Mass insurrection, at the very least, or a Trump coup, at the very worst, would have been the result. The Capitol riot on Jan. 6 was the match ready to light the conflagration.
We were spared these outcomes only because of the bipartisan nature of the court decisions and because Trump-appointed justices heard key cases: in more than 60 post-election lawsuits, a total of 86 judges—including 38 Republican appointees and eight chosen by Trump himself—rejected the election challenges. Even the Supreme Court, with one-third of the justices appointed by Trump, ruled against him. Not a single Trump appointee on any court voted to support his fraud claims.
This clear repudiation had powerful effects. It forced several of Trump’s most high-ranking supporters to finally admit that the election had not, in fact, been stolen. Senate Majority Leader Mitch McConnell had for weeks refused to acknowledge Biden’s win. He referred to him as “President-elect” only after state electors officially voted, which followed the Supreme Court’s refusal to hear a Trump challenge. Even William Barr, Trump’s sycophantic head of the Justice Department, finally admitted in early December, after election challenges were rejected en masse, that there was no evidence of widespread fraud.
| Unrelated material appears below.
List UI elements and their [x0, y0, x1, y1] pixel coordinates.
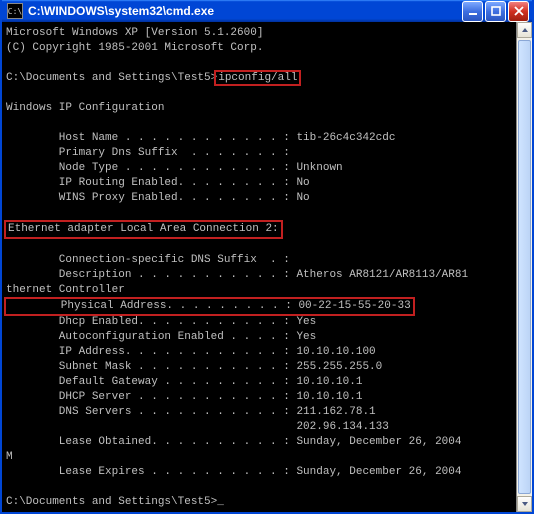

Reversals like these further delegitimized the “Stop the Steal” movement and threw cold water on pro-Trump groups ready to act on his incendiary claims. (According to the FBI, right-wing militias planned armed protests in all 50 state capitols. They never materialized.)
While many Trump supporters still believe he won the election—according to a January survey, over 70 percent of Republicans believed Trump received more votes than Biden—when confronted with the fact that even Trump-appointed justices rejected the fraud claims, their charges of a Democratic conspiracy became much harder to sell. Two unconvincing explanations landed in my newsfeed: one was that the courts were “mired in the Deep State;” the other was that the judges had been “paid off.” These are ridiculous, of course. Trump-appointed justices could hardly have been more scathing or thorough in their rebukes.
“A sitting president who did not prevail in his bid for re-election has asked for federal court help in setting aside the popular vote,” wrote Brett H. Ludwig, a Trump-appointed District Court judge in Wisconsin. Ludwig called Trump’s election challenge “bizarre” and added, “This court allowed the plaintiff the chance to make his case, and he has lost on the merits.” Steven Grimberg, a Trump-appointed district court judge in Georgia, wrote, “To halt the certification at literally the 11th hour would breed confusion and potentially disenfranchisement that I find has no basis in fact or in law.”
Statements like these helped preserve our democracy because virtually every other American institution that could have checked Trump's would-be power grab had either been co-opted by Trump or denigrated to the point of near-impotence. The media was “fake news” propagated by Democrats. The intelligence agencies were led by “Obama holdovers” and stocked with Trump-hating members of the “Deep State.” Most Republican congresspeople, meanwhile, publicly supported the bogus fraud claims. It was even unclear how the military would respond to a power grab as Trump had filled key leadership posts with cronies. (Congressional hearings on the Jan. 6 riot revealed that it took the Pentagon more than three hours to approve Capitol Police Chief Steven Sund’s request for help from the D.C. National Guard. Top Army leadership, including the brother of Trump’s former national security adviser Michael Flynn, pushed back against the request, Sund testified.)
On Feb. 13, the U.S. Senate had the opportunity to fulfill its duty as a check on executive misconduct. Days earlier, the House of Representatives had sent the upper chamber its second articles of impeachment against President Trump. This historic second impeachment charged Trump with “incitement of insurrection” for the Capitol riot. House managers argued that Trump had “encouraged and cultivated violence” in order to overturn a free and fair presidential election. Rep. Liz Cheney called Trump’s actions “the greatest betrayal of the presidential oath in the history of the United States.” The Senate voted 57-43 to convict, but that was 10 votes shy of the two-thirds supermajority necessary to do so.
The vote was by no means an exoneration—seven Republicans and two independents joined the majority, making it the largest bipartisan vote to convict in U.S. history—but a conviction would have been an unmistakable deterrent to future presidents who would wield such autocratic tactics. Moreover, the acquittal, like the one following Trump’s first impeachment, emboldened him. On Feb. 17, following weeks of silence, the former president was back in the media floating the same bogus claims that more than 60 court cases had already shot down. In an interview with Newsmax, Trump repeated his fallacious refrain: “It was a stolen, fixed, rigged election.”
But fortunately, in this instance, the president was not the decider. The courts were. And unlike the electorate, the justices were unified in their opinions. As Justice Stephanos Bibas of the Third Circuit wrote in response to a challenge by the president who appointed him: “Charges of unfairness are serious. But calling an election unfair does not make it so. Charges require specific allegations and then proof. We have neither here.”